Der Beschwerdegegner hat als Begründung für die Zulässigkeit der Übermittlung das Vorliegen von Amtshilfe ins Treffen geführt. „Amtshilfe“ setzt jedoch voraus, dass ein Ersuchen um Datenübermittlung gestellt wurde (vgl. hiezu z.B. Dohr-Pollirer-Weiss, Kommentar zum Datenschutzrecht, 2002, Anm. 13 zu § 8 DSG 2000). Da dies im vorliegenden Fall zweifellos nicht gegeben war, scheidet „Amtshilfe“ als Rechtsgrundlage der beschwerdegegenständlichen Datenübermittlung aus. Auch die Bezugnahme auf die Standardanwendung „SA029 Aktenverwaltung (Büroautomation)“ betreffend Datenverarbeitung zwecks Durchführung der Kanzleigeschäfte kann nicht als Rechtsgrundlage herangezogen werden, da der dort genannte Empfängerkreis „Personen und Einrichtungen, die im Rahmen der Geschäftstätigkeit zu befassen sind“ voraussetzt, dass die Befassung in gesetzeskonformer Weise festgelegt wurde.

bb) Zu prüfen ist daher, ob andere Rechtsvorschriften die Übermittlung der Ergebnisse der Hausdurchsuchung an die Dienstbehörde zu rechtfertigen vermögen:

Dem Beschwerdegegner war es offenbar nicht möglich, andere Rechtsgrundlagen für die Übermittlung der in Rede stehenden Daten an die Dienstbehörde ins Treffen zu führen als Amtshilfe oder die Standardanwendung SA029, die jedoch, wie dargelegt, beide im vorliegenden Fall nicht als taugliche Rechtsgrundlage anerkannt werden können.

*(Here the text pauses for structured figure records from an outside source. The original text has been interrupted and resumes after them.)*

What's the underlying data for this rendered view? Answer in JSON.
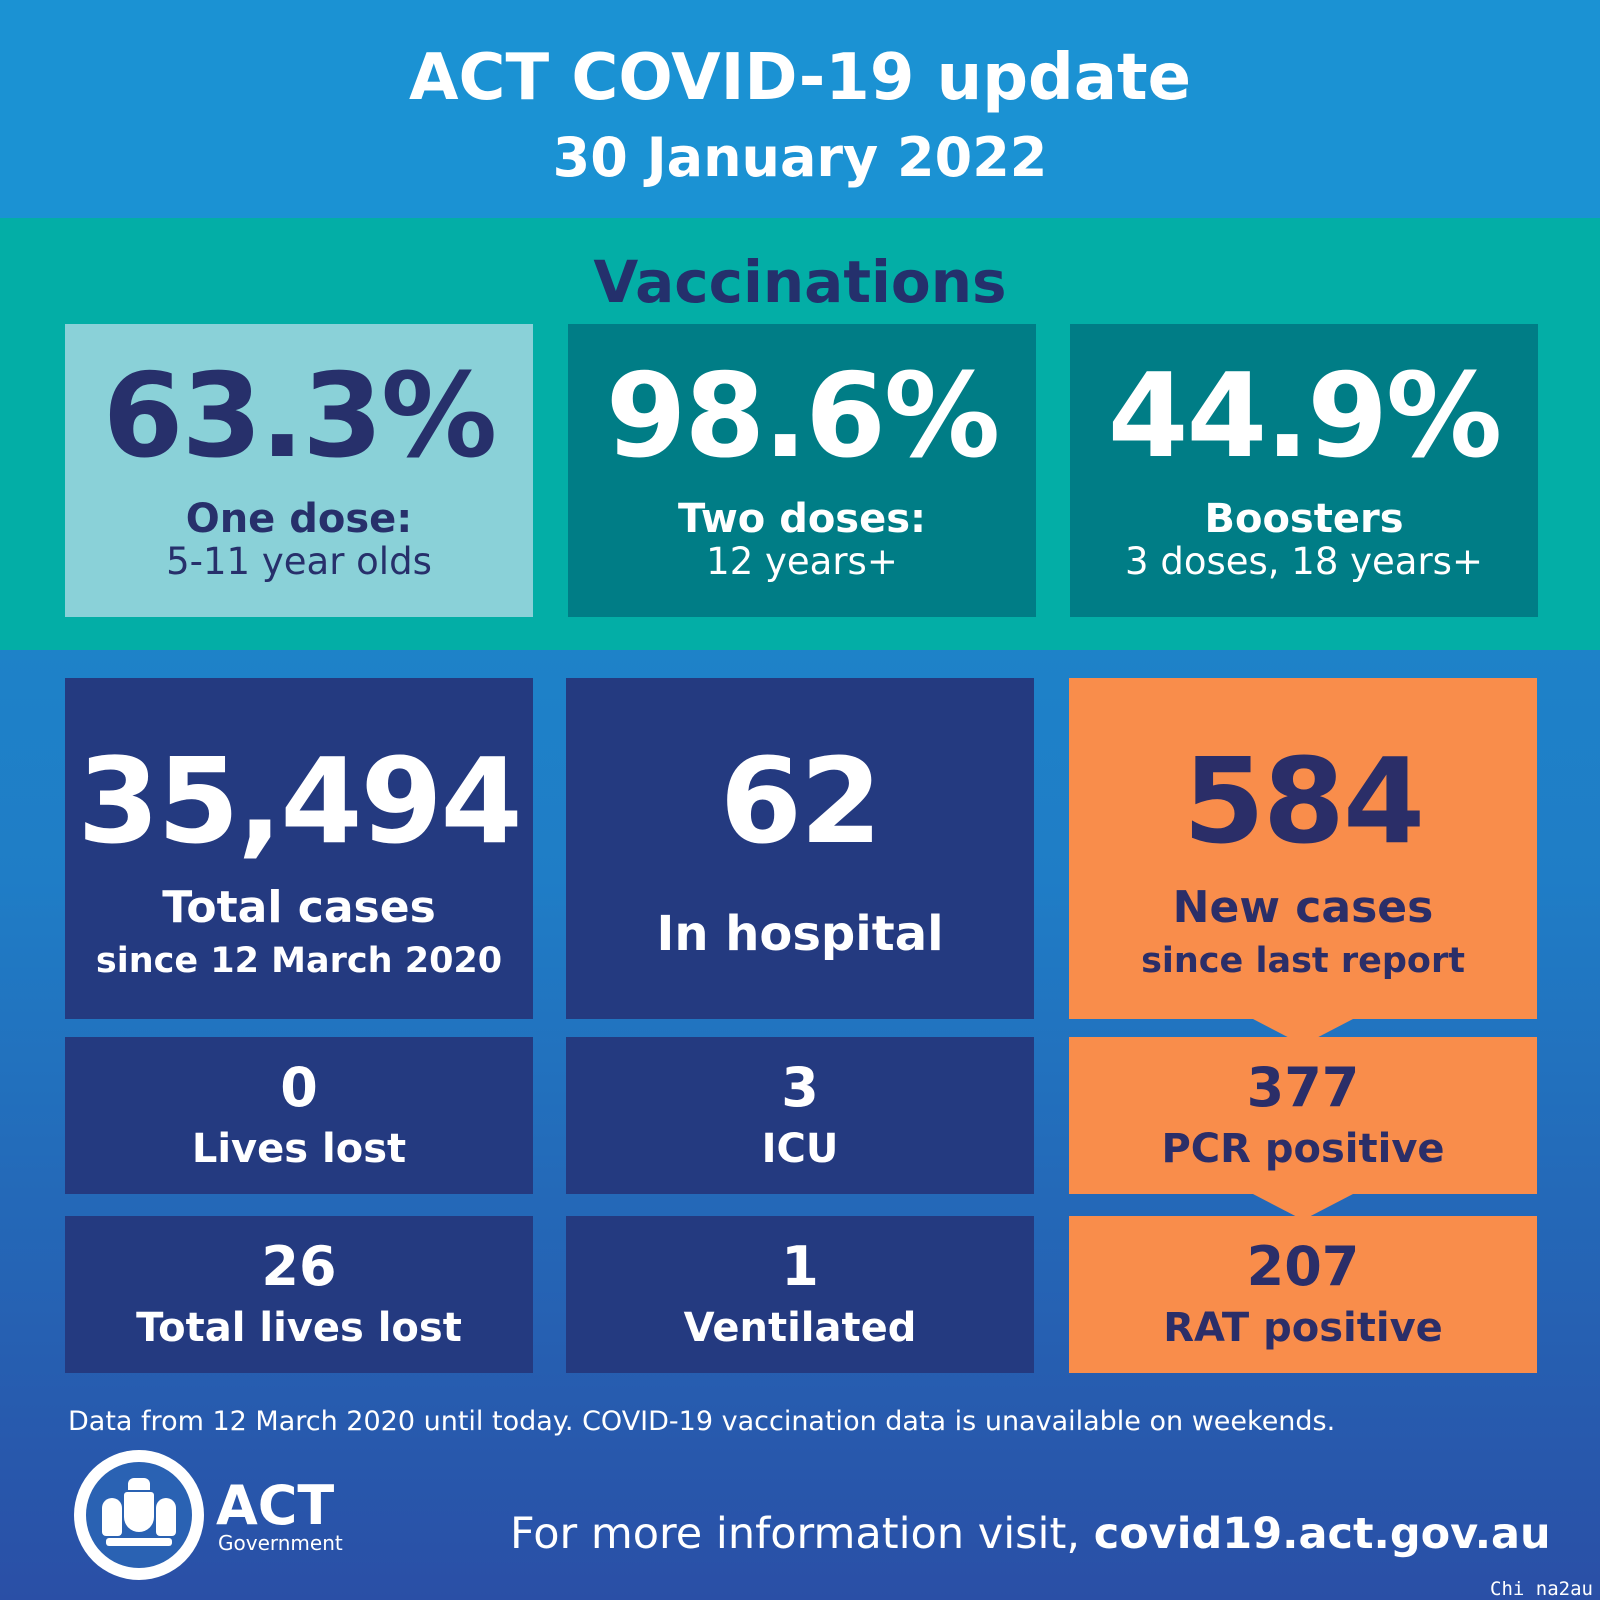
{
  "header": {
    "title": "ACT COVID-19 update",
    "date": "30 January 2022"
  },
  "vaccinations": {
    "title": "Vaccinations",
    "items": [
      {
        "value": "63.3%",
        "label1": "One dose:",
        "label2": "5-11 year olds"
      },
      {
        "value": "98.6%",
        "label1": "Two doses:",
        "label2": "12 years+"
      },
      {
        "value": "44.9%",
        "label1": "Boosters",
        "label2": "3 doses, 18 years+"
      }
    ]
  },
  "stats": {
    "total_cases": {
      "value": "35,494",
      "label1": "Total cases",
      "label2": "since 12 March 2020"
    },
    "in_hospital": {
      "value": "62",
      "label": "In hospital"
    },
    "new_cases": {
      "value": "584",
      "label1": "New cases",
      "label2": "since last report"
    },
    "lives_lost": {
      "value": "0",
      "label": "Lives lost"
    },
    "icu": {
      "value": "3",
      "label": "ICU"
    },
    "pcr_positive": {
      "value": "377",
      "label": "PCR positive"
    },
    "total_lives_lost": {
      "value": "26",
      "label": "Total lives lost"
    },
    "ventilated": {
      "value": "1",
      "label": "Ventilated"
    },
    "rat_positive": {
      "value": "207",
      "label": "RAT positive"
    }
  },
  "footnote": "Data from 12 March 2020 until today.  COVID-19 vaccination data is unavailable on weekends.",
  "logo": {
    "name": "ACT",
    "sub": "Government"
  },
  "visit": {
    "prefix": "For more information visit, ",
    "url": "covid19.act.gov.au"
  },
  "watermark": "Chi na2au",
  "colors": {
    "header_blue": "#1b92d3",
    "teal": "#03aea6",
    "navy": "#243a80",
    "orange": "#f98d4b",
    "dark_text": "#27306b"
  }
}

Der Datenschutzkommission sind ebenfalls keine anderen Rechtsvorschriften erkennbar, die die Rechtmäßigkeit der gegenständlichen Übermittlung bewirken könnten – auch § 8 Abs. 4 Z 2 DSG 2000 kommt schon deshalb nicht in Betracht, weil die Übermittlung der Daten ihrem Inhalt nach keine wesentliche Voraussetzung für die hier relevante Aufgabenbesorgung darstellte.

Die Weiterleitung der von der Beschwerde umfassten Daten an die Dienstbehörde war daher im vorliegenden Fall unzulässig, weshalb wie im Spruch zu entscheiden war.

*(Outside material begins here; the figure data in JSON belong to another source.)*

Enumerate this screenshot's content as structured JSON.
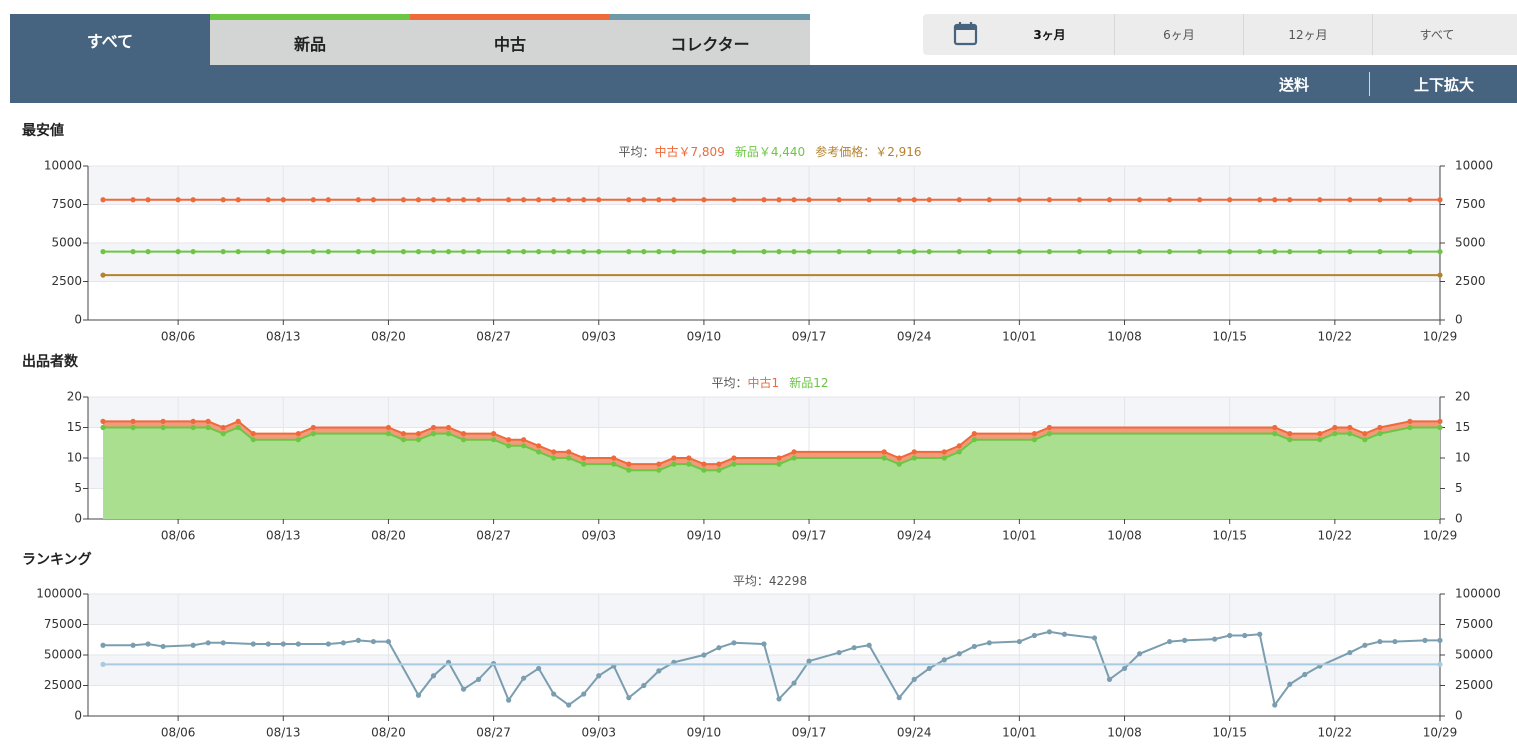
{
  "tabs": [
    {
      "label": "すべて",
      "color": null
    },
    {
      "label": "新品",
      "color": "#6cc644"
    },
    {
      "label": "中古",
      "color": "#ee6a3a"
    },
    {
      "label": "コレクター",
      "color": "#6f98a8"
    }
  ],
  "range_options": [
    "3ヶ月",
    "6ヶ月",
    "12ヶ月",
    "すべて"
  ],
  "toolbar": [
    "送料",
    "上下拡大"
  ],
  "chart_data": [
    {
      "type": "line",
      "title": "最安値",
      "subtitle_prefix": "平均：",
      "xlim": [
        "07/31",
        "10/29"
      ],
      "xticks": [
        "08/06",
        "08/13",
        "08/20",
        "08/27",
        "09/03",
        "09/10",
        "09/17",
        "09/24",
        "10/01",
        "10/08",
        "10/15",
        "10/22",
        "10/29"
      ],
      "ylim": [
        0,
        10000
      ],
      "yticks": [
        0,
        2500,
        5000,
        7500,
        10000
      ],
      "x": [
        "08/01",
        "08/03",
        "08/04",
        "08/06",
        "08/07",
        "08/09",
        "08/10",
        "08/12",
        "08/13",
        "08/15",
        "08/16",
        "08/18",
        "08/19",
        "08/21",
        "08/22",
        "08/23",
        "08/24",
        "08/25",
        "08/26",
        "08/28",
        "08/29",
        "08/30",
        "08/31",
        "09/01",
        "09/02",
        "09/03",
        "09/05",
        "09/06",
        "09/07",
        "09/08",
        "09/10",
        "09/12",
        "09/14",
        "09/15",
        "09/16",
        "09/17",
        "09/19",
        "09/21",
        "09/23",
        "09/24",
        "09/25",
        "09/27",
        "09/29",
        "10/01",
        "10/03",
        "10/05",
        "10/07",
        "10/09",
        "10/11",
        "10/13",
        "10/15",
        "10/17",
        "10/18",
        "10/19",
        "10/21",
        "10/23",
        "10/25",
        "10/27",
        "10/29"
      ],
      "series": [
        {
          "name": "中古",
          "color": "#ee6a3a",
          "average_label": "中古￥7,809",
          "values": [
            7809,
            7809,
            7809,
            7809,
            7809,
            7809,
            7809,
            7809,
            7809,
            7809,
            7809,
            7809,
            7809,
            7809,
            7809,
            7809,
            7809,
            7809,
            7809,
            7809,
            7809,
            7809,
            7809,
            7809,
            7809,
            7809,
            7809,
            7809,
            7809,
            7809,
            7809,
            7809,
            7809,
            7809,
            7809,
            7809,
            7809,
            7809,
            7809,
            7809,
            7809,
            7809,
            7809,
            7809,
            7809,
            7809,
            7809,
            7809,
            7809,
            7809,
            7809,
            7809,
            7809,
            7809,
            7809,
            7809,
            7809,
            7809,
            7809
          ]
        },
        {
          "name": "新品",
          "color": "#6cc644",
          "average_label": "新品￥4,440",
          "values": [
            4440,
            4440,
            4440,
            4440,
            4440,
            4440,
            4440,
            4440,
            4440,
            4440,
            4440,
            4440,
            4440,
            4440,
            4440,
            4440,
            4440,
            4440,
            4440,
            4440,
            4440,
            4440,
            4440,
            4440,
            4440,
            4440,
            4440,
            4440,
            4440,
            4440,
            4440,
            4440,
            4440,
            4440,
            4440,
            4440,
            4440,
            4440,
            4440,
            4440,
            4440,
            4440,
            4440,
            4440,
            4440,
            4440,
            4440,
            4440,
            4440,
            4440,
            4440,
            4440,
            4440,
            4440,
            4440,
            4440,
            4440,
            4440,
            4440
          ]
        },
        {
          "name": "参考価格",
          "color": "#b5822e",
          "average_label": "参考価格：￥2,916",
          "x": [
            "08/01",
            "10/29"
          ],
          "values": [
            2916,
            2916
          ]
        }
      ]
    },
    {
      "type": "stacked-area",
      "title": "出品者数",
      "subtitle_prefix": "平均：",
      "xlim": [
        "07/31",
        "10/29"
      ],
      "xticks": [
        "08/06",
        "08/13",
        "08/20",
        "08/27",
        "09/03",
        "09/10",
        "09/17",
        "09/24",
        "10/01",
        "10/08",
        "10/15",
        "10/22",
        "10/29"
      ],
      "ylim": [
        0,
        20
      ],
      "yticks": [
        0,
        5,
        10,
        15,
        20
      ],
      "x": [
        "08/01",
        "08/03",
        "08/05",
        "08/07",
        "08/08",
        "08/09",
        "08/10",
        "08/11",
        "08/14",
        "08/15",
        "08/20",
        "08/21",
        "08/22",
        "08/23",
        "08/24",
        "08/25",
        "08/27",
        "08/28",
        "08/29",
        "08/30",
        "08/31",
        "09/01",
        "09/02",
        "09/04",
        "09/05",
        "09/07",
        "09/08",
        "09/09",
        "09/10",
        "09/11",
        "09/12",
        "09/15",
        "09/16",
        "09/22",
        "09/23",
        "09/24",
        "09/26",
        "09/27",
        "09/28",
        "10/02",
        "10/03",
        "10/18",
        "10/19",
        "10/21",
        "10/22",
        "10/23",
        "10/24",
        "10/25",
        "10/27",
        "10/29"
      ],
      "series": [
        {
          "name": "新品",
          "color": "#6cc644",
          "fill": "#a9df8f",
          "average_label": "新品12",
          "values": [
            15,
            15,
            15,
            15,
            15,
            14,
            15,
            13,
            13,
            14,
            14,
            13,
            13,
            14,
            14,
            13,
            13,
            12,
            12,
            11,
            10,
            10,
            9,
            9,
            8,
            8,
            9,
            9,
            8,
            8,
            9,
            9,
            10,
            10,
            9,
            10,
            10,
            11,
            13,
            13,
            14,
            14,
            13,
            13,
            14,
            14,
            13,
            14,
            15,
            15
          ]
        },
        {
          "name": "中古",
          "color": "#ee6a3a",
          "fill": "#f39a7c",
          "average_label": "中古1",
          "values": [
            1,
            1,
            1,
            1,
            1,
            1,
            1,
            1,
            1,
            1,
            1,
            1,
            1,
            1,
            1,
            1,
            1,
            1,
            1,
            1,
            1,
            1,
            1,
            1,
            1,
            1,
            1,
            1,
            1,
            1,
            1,
            1,
            1,
            1,
            1,
            1,
            1,
            1,
            1,
            1,
            1,
            1,
            1,
            1,
            1,
            1,
            1,
            1,
            1,
            1
          ]
        }
      ]
    },
    {
      "type": "line",
      "title": "ランキング",
      "average_label": "平均：42298",
      "average": 42298,
      "average_color": "#a9cbe0",
      "xlim": [
        "07/31",
        "10/29"
      ],
      "xticks": [
        "08/06",
        "08/13",
        "08/20",
        "08/27",
        "09/03",
        "09/10",
        "09/17",
        "09/24",
        "10/01",
        "10/08",
        "10/15",
        "10/22",
        "10/29"
      ],
      "ylim": [
        0,
        100000
      ],
      "yticks": [
        0,
        25000,
        50000,
        75000,
        100000
      ],
      "x": [
        "08/01",
        "08/03",
        "08/04",
        "08/05",
        "08/07",
        "08/08",
        "08/09",
        "08/11",
        "08/12",
        "08/13",
        "08/14",
        "08/16",
        "08/17",
        "08/18",
        "08/19",
        "08/20",
        "08/22",
        "08/23",
        "08/24",
        "08/25",
        "08/26",
        "08/27",
        "08/28",
        "08/29",
        "08/30",
        "08/31",
        "09/01",
        "09/02",
        "09/03",
        "09/04",
        "09/05",
        "09/06",
        "09/07",
        "09/08",
        "09/10",
        "09/11",
        "09/12",
        "09/14",
        "09/15",
        "09/16",
        "09/17",
        "09/19",
        "09/20",
        "09/21",
        "09/23",
        "09/24",
        "09/25",
        "09/26",
        "09/27",
        "09/28",
        "09/29",
        "10/01",
        "10/02",
        "10/03",
        "10/04",
        "10/06",
        "10/07",
        "10/08",
        "10/09",
        "10/11",
        "10/12",
        "10/14",
        "10/15",
        "10/16",
        "10/17",
        "10/18",
        "10/19",
        "10/20",
        "10/21",
        "10/23",
        "10/24",
        "10/25",
        "10/26",
        "10/28",
        "10/29"
      ],
      "series": [
        {
          "color": "#7a9eb0",
          "values": [
            58000,
            58000,
            59000,
            57000,
            58000,
            60000,
            60000,
            59000,
            59000,
            59000,
            59000,
            59000,
            60000,
            62000,
            61000,
            61000,
            17000,
            33000,
            44000,
            22000,
            30000,
            43000,
            13000,
            31000,
            39000,
            18000,
            9000,
            18000,
            33000,
            41000,
            15000,
            25000,
            37000,
            44000,
            50000,
            56000,
            60000,
            59000,
            14000,
            27000,
            45000,
            52000,
            56000,
            58000,
            15000,
            30000,
            39000,
            46000,
            51000,
            57000,
            60000,
            61000,
            66000,
            69000,
            67000,
            64000,
            30000,
            39000,
            51000,
            61000,
            62000,
            63000,
            66000,
            66000,
            67000,
            9000,
            26000,
            34000,
            41000,
            52000,
            58000,
            61000,
            61000,
            62000,
            62000
          ]
        }
      ]
    }
  ]
}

Mit Beschluss vom 28. November 2006, Zl. 2006/06/0207, 0208-5, hat der VwGH die von der Bundesministerin für Inneres gegen diesen Bescheid erhobene Beschwerde mangels Berechtigung zu ihrer Erhebung zurückgewiesen .

Inhaltlich verweist der VwGH in diesem Beschluss gemäß § 43 Abs. 2 und 8 VwGG lediglich auf die Entscheidungsgründe des Beschlusses vom selben Tag, Zl. 2006/06/0068 (siehe die Auszüge aus diesem Beschluss beim Bescheid der Datenschutzkommission vom 17. November 2006, GZ: K121.052/0002-DSK/2006, RIS).